Вот так и в жизни его пошло и поехало: все будто есть, разобраться, а чего-то самого теплого и родимого все же недостает. Может, оттого, что, закрутившись в опустошающей городской колготне, в грехах как в шелках, в работе, в путанице мыслей и увлечений, по многу лет не виделся с матерью — совестно было, и от долгих разлук материно место в его душе сильно заузилось, потянулось сонной болотной ряской, потом надломилось веточкой, тронутой первыми заморозками, и, потеряв питающие, согревающие, лечащие соки, быстро повяло, приглохло в замирающей, стынущей душе… Может, и потому, что давно не ложилась легкая дорожка в родные места, давно не шел тропой, пробитой от поскотинной городьбы к березняку через ржаное поле, колосьями щекотящее подставленные ладони, и не вдыхал во всю грудь терпкий жар спелого хлеба, закрывая глаза от тихого счастья, а пустыми ночами без сна давно уже отучился смотреть в звездное небо, как бы высматривая там некий ответ для жизни, отдыхая и укрепляясь взглядом среди сияющей россыпи звезд… Может, и потому, что и душу-то свою редко стал чуять, точно раструсил ее где-то на горячем многолюдном асфальте, в окаянных и отчаянных беседах за хмельным и недобрым столом.
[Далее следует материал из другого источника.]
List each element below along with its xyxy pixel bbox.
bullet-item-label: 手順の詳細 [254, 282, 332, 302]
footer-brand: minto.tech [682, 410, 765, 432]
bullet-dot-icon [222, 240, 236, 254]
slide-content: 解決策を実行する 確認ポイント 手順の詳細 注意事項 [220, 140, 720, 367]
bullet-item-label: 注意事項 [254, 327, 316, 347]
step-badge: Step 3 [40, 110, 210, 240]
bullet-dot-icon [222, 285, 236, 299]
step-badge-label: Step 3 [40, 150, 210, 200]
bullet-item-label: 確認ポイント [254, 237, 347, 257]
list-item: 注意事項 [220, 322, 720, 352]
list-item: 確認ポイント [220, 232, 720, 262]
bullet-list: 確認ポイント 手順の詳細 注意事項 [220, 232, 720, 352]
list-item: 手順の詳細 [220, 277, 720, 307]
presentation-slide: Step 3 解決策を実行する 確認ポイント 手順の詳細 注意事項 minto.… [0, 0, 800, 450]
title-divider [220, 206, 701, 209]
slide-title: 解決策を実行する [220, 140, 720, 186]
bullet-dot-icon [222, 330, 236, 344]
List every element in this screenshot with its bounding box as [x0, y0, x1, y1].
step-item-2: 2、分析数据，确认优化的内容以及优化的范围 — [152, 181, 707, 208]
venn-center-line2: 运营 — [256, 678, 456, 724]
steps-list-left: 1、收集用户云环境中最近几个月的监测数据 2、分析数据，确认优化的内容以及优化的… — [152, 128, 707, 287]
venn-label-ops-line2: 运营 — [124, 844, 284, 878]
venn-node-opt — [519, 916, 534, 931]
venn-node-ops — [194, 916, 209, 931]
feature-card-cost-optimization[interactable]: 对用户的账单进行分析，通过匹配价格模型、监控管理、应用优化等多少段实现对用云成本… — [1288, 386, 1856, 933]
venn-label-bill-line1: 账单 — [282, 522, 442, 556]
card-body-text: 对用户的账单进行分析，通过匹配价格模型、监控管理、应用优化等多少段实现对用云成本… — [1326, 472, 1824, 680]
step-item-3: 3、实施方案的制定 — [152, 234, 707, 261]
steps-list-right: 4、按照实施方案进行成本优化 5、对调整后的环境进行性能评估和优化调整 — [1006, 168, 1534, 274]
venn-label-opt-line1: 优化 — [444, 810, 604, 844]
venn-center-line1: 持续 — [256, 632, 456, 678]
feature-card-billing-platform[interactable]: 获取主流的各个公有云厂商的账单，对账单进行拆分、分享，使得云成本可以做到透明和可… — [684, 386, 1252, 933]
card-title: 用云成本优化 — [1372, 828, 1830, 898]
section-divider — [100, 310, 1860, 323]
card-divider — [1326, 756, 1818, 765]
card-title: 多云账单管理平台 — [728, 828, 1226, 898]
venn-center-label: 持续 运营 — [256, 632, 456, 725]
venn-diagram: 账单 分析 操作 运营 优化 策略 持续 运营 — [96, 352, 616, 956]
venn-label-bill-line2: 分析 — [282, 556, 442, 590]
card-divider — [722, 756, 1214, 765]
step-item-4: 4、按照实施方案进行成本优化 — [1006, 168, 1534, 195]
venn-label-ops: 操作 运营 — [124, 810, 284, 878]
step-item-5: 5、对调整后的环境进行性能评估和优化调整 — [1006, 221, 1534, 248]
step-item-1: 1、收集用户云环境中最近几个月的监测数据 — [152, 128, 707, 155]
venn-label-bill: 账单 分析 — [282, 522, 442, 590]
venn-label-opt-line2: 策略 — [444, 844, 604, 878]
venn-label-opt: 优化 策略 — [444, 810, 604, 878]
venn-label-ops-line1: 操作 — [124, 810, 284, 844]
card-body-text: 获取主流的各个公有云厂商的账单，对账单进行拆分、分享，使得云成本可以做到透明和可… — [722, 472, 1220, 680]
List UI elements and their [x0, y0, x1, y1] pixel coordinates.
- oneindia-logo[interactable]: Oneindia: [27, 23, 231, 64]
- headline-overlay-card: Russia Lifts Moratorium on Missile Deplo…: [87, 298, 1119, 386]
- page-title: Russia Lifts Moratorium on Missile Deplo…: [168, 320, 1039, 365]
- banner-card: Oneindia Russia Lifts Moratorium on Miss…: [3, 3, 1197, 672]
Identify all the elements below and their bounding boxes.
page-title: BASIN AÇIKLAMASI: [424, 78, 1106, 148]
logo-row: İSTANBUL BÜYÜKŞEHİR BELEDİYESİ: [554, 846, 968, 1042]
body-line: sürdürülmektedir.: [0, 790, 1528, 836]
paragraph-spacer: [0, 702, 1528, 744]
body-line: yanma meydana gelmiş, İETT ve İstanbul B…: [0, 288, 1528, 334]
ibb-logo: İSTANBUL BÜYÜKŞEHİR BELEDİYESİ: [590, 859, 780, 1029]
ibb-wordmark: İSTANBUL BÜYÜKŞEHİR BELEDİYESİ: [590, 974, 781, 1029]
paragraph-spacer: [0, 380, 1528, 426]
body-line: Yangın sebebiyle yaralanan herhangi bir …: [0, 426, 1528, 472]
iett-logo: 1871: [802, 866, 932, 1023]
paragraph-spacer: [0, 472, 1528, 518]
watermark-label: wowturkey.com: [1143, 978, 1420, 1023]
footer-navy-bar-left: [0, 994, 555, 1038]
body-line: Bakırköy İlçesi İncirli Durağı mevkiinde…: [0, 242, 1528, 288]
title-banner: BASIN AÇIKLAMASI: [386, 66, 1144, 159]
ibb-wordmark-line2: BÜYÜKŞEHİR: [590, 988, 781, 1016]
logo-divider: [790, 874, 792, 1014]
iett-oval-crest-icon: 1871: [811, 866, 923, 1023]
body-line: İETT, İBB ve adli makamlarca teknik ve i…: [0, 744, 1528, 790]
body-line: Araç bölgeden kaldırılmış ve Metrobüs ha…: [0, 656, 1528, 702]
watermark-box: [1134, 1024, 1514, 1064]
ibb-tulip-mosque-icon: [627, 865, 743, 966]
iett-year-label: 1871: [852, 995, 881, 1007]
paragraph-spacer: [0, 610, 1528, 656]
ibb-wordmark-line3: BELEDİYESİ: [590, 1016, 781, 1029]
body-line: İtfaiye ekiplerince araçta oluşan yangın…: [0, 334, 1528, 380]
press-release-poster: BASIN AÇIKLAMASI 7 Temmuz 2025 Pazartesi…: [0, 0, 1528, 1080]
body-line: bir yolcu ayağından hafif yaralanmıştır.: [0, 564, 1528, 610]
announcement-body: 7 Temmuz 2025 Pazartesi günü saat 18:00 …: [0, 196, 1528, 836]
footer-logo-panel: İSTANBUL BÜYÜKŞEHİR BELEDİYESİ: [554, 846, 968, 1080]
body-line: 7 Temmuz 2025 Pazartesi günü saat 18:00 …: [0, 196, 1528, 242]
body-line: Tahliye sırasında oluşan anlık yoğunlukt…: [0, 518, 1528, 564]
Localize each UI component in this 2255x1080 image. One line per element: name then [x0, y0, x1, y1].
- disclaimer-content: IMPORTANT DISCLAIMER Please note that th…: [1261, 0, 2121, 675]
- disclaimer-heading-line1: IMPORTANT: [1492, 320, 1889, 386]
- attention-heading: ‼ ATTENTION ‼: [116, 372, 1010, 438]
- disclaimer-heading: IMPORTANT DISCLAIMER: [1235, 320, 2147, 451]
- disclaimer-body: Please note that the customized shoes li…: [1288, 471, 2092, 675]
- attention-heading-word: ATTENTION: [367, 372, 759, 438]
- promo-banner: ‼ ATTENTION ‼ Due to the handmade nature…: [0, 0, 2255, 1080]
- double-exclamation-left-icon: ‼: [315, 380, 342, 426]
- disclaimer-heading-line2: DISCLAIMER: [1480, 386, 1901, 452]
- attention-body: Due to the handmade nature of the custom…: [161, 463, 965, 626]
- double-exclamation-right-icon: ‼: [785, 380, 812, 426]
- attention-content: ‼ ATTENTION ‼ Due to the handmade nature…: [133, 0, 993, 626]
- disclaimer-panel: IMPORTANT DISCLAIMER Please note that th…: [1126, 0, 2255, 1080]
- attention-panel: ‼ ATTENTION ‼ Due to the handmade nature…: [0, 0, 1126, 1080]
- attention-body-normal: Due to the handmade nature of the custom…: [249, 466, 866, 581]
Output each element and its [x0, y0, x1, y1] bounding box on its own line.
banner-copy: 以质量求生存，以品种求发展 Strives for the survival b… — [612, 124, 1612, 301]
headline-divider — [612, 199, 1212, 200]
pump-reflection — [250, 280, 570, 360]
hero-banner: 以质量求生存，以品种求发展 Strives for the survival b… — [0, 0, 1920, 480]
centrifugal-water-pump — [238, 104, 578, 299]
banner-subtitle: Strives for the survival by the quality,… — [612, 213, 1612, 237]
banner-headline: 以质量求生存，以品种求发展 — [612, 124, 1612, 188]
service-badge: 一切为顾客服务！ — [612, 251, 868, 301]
А вместе с этим перестал в полную душу, не лукавя, томиться по утраченному детству, по укрылившей навечно полуночной птице. Все может быть… Поэтому не хлеб тут виной — хлеб, магазинский ли, свой ли, пропеченный, непропеченный, а все хлебушко от земли кормящей, и грех на него наговаривать; благо что всем хватает, — виной же тут другое: может быть, то, что и перед хлебом бывает совестно, когда начинаешь вдруг спрашивать себя, как спрашивала когда-то мать, сурово взглянув на Ванюшку с сестрой: а заслужили вы нынче хлебушко-то или нет?